README.md ADDED Viewed

	@@ -0,0 +1,159 @@

+---
+license: mit
+tags:
+  - personality-traits
+  - ensemble-model
+  - liwc
+  - big-five
+  - sklearn
+  - distilbert
+  - psychology
+inference: false
+---
+# Personality Trait Predictor (Big Five)
+This repository provides a machine learning pipeline for predicting the **Big Five personality traits** from free-form **text input**. It combines **DistilBERT embeddings**, **LIWC-style linguistic features**, and a set of **Random Forest classifiers** — one for each trait — trained on labeled personality data.
+### Predicted traits:
+- **Openness**
+- **Conscientiousness**
+- **Extraversion**
+- **Agreeableness**
+- **Emotional Stability**
+Each trait is predicted as a **categorical label**: `low`, `medium`, or `high`.
+---
+## How It Works
+- Text is converted to embeddings using the CLS token from `DistilBERT`.
+- LIWC-like features are computed using a custom dictionary (`output.dic`).
+- Both features are concatenated and passed through a **trait-specific Random Forest classifier**.
+- Predictions are returned as string labels for all five traits.
+---
+## Example Usage
+```python
+from personality_model import PersonalityClassifier
+model = PersonalityClassifier()
+text = "I enjoy solving challenging problems and thinking about philosophical questions."
+predictions = model.predict_all_traits(text)
+print(predictions)
+# Output:
+# {
+#   'Openness': 'high',
+#   'Conscientiousness': 'medium',
+#   'Extraversion': 'low',
+#   'Agreeableness': 'medium',
+#   'Emotional stability': 'low'
+# }
+```
+---
+## Installation
+Clone the repository and install dependencies:
+```bash
+git clone https://huggingface.co/Arash-Alborz/personality-trait-predictor
+cd personality-trait-predictor
+# Create a conda environment
+conda create -n personality_env python=3.9
+conda activate personality_env
+# Install dependencies
+pip install -r requirements.txt
+```
+---
+## Project Structure
+```
+personality-trait-predictor/
+├── personality_model.py              # Main class for prediction
+├── requirements.txt                  # Dependencies
+├── README.md                         # Project description
+├── .gitattributes                    # Git LFS tracking
+├── models/
+│   ├── feature_scaler.pkl            # StandardScaler for feature scaling
+│   ├── output.dic                    # LIWC-style dictionary
+│   ├── openness_classifier.pkl       # Classifier for Openness
+│   ├── conscientiousness_classifier.pkl
+│   ├── extraversion_classifier.pkl
+│   ├── agreeableness_classifier.pkl
+│   ├── emotional_stability_classifier.pkl
+├── feature_extraction/
+│   ├── __init__.py
+│   ├── embedding_from_text.py        # BERT embedding code
+│   ├── liwc_from_text.py             # LIWC feature extraction
+│   ├── pipeline.py                   # Combined feature pipeline
+```
+---
+## Model Details
+- **Embeddings**: `DistilBERT` (CLS token from `distilbert-base-cased-distilled-squad`)
+- **Linguistic Features**: Word count vectors from a custom LIWC dictionary
+- **Classifier**: One `RandomForestClassifier` per trait, tuned with custom hyperparameters
+- **Scaling**: Features are scaled using `StandardScaler`
+- **Labels**: Traits are categorized into `low`, `medium`, or `high`
+---
+## Training & Evaluation
+- Each trait classifier was trained on a labeled dataset using combined BERT+LIWC features.
+- Validation was performed on a separate set simulating job interview answers.

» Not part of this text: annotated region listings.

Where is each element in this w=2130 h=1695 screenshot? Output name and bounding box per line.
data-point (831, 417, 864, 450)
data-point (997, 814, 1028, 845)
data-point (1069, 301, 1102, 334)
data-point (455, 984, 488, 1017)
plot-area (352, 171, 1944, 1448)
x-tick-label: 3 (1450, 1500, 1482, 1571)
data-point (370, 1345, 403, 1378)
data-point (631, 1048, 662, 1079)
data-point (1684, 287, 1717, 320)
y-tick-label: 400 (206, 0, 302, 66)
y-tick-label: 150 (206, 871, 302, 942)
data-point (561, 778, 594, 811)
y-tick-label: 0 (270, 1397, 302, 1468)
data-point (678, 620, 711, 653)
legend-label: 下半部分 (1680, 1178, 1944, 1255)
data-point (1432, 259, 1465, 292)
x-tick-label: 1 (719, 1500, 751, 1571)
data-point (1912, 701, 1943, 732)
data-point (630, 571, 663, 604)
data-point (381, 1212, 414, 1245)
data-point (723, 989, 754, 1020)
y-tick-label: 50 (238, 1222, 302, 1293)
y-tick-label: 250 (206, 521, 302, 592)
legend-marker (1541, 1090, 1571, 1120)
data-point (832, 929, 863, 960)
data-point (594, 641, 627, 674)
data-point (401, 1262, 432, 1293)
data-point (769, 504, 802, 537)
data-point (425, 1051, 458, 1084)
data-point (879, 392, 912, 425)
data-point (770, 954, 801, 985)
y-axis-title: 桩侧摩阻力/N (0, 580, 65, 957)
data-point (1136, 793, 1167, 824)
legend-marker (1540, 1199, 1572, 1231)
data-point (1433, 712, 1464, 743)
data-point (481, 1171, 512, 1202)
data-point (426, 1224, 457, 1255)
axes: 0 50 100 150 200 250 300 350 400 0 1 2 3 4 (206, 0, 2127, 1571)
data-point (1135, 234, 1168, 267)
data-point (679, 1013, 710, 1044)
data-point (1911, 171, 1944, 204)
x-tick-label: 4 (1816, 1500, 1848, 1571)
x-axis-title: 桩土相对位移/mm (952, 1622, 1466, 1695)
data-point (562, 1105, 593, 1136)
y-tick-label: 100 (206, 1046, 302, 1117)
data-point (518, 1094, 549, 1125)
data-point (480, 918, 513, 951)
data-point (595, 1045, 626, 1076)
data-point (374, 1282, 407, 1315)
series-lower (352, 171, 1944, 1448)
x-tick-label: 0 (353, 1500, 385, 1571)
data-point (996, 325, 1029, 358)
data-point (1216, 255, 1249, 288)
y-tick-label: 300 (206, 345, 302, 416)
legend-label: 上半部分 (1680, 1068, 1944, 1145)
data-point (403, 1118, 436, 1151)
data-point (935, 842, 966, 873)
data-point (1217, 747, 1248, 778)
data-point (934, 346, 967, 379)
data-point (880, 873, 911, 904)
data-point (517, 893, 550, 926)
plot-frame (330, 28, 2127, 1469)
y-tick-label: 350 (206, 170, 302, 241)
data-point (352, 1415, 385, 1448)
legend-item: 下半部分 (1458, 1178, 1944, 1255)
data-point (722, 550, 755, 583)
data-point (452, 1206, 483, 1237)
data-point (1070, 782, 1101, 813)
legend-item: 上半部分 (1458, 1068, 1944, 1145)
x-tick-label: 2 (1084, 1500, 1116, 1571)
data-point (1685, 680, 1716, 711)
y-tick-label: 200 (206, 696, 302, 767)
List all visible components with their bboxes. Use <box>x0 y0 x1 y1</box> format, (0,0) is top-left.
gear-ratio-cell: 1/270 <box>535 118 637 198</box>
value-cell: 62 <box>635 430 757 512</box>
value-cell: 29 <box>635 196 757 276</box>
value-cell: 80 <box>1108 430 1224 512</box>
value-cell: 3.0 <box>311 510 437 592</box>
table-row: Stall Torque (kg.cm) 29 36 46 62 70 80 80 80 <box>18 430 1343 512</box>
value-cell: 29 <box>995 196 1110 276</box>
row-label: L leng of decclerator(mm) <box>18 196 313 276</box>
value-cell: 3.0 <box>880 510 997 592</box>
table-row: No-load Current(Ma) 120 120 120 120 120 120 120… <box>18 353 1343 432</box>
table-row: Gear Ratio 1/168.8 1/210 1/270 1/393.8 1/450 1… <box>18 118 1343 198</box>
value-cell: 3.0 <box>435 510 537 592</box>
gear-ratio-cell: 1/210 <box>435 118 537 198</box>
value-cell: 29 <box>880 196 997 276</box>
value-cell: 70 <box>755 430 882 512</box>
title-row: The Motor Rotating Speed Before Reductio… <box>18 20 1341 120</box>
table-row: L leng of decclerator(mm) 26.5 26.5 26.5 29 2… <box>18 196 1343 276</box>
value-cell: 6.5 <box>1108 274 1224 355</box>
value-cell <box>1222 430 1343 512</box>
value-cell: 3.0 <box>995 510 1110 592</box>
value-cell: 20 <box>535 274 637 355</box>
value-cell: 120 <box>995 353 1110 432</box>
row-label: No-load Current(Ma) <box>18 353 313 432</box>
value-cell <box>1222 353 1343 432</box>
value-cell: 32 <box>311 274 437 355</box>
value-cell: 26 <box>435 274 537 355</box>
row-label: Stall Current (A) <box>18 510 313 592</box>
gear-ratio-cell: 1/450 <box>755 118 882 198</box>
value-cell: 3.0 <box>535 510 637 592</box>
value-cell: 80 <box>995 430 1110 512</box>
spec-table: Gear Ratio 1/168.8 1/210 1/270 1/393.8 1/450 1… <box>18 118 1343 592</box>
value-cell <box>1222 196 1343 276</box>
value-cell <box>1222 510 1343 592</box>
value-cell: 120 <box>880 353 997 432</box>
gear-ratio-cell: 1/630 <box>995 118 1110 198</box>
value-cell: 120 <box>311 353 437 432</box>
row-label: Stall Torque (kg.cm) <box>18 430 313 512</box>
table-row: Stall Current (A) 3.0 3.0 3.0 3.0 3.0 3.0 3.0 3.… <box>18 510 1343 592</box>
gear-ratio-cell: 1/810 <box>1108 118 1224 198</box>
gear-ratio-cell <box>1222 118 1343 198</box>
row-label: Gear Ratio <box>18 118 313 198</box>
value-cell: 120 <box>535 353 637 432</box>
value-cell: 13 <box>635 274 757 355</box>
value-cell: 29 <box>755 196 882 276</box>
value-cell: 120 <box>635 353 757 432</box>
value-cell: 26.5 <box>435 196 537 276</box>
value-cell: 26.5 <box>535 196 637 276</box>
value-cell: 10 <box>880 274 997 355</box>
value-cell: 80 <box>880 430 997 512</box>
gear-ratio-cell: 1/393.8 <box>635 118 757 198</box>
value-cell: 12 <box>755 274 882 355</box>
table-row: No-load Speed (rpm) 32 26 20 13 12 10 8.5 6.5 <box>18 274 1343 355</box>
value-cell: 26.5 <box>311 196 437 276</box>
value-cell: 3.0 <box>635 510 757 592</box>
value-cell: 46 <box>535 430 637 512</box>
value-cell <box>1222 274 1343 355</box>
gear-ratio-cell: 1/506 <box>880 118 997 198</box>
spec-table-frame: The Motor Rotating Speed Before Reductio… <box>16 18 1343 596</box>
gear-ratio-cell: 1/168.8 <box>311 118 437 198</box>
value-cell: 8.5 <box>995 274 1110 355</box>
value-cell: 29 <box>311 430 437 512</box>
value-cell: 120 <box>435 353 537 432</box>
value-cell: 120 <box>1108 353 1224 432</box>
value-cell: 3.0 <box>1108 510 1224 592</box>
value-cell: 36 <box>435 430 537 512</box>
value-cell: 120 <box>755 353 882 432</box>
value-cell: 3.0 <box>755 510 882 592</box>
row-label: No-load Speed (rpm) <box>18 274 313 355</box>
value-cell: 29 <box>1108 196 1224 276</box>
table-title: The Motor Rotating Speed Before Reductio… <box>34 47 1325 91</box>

+- Random Forest hyperparameters (e.g., `n_estimators`, `max_depth`) were manually optimized per trait for best F1-score.
+---
+## Notes
+- The model does **not** use Hugging Face’s `pipeline()` interface because it integrates custom feature engineering steps.
+- You can import `PersonalityClassifier` directly to use the model.
+---
+## Requirements
+Install with:
+```bash
+pip install -r requirements.txt
+```
+Dependencies include:
+- numpy
+- pandas
+- scikit-learn
+- torch
+- transformers
+- joblib
+- tqdm
+- gradio (optional for UI testing)
+---
+## Author
+University of Antwerp – AMIV NLP 2025
+Project developed as part of NLP Course.
+---
+## License
+This project is licensed under the MIT License.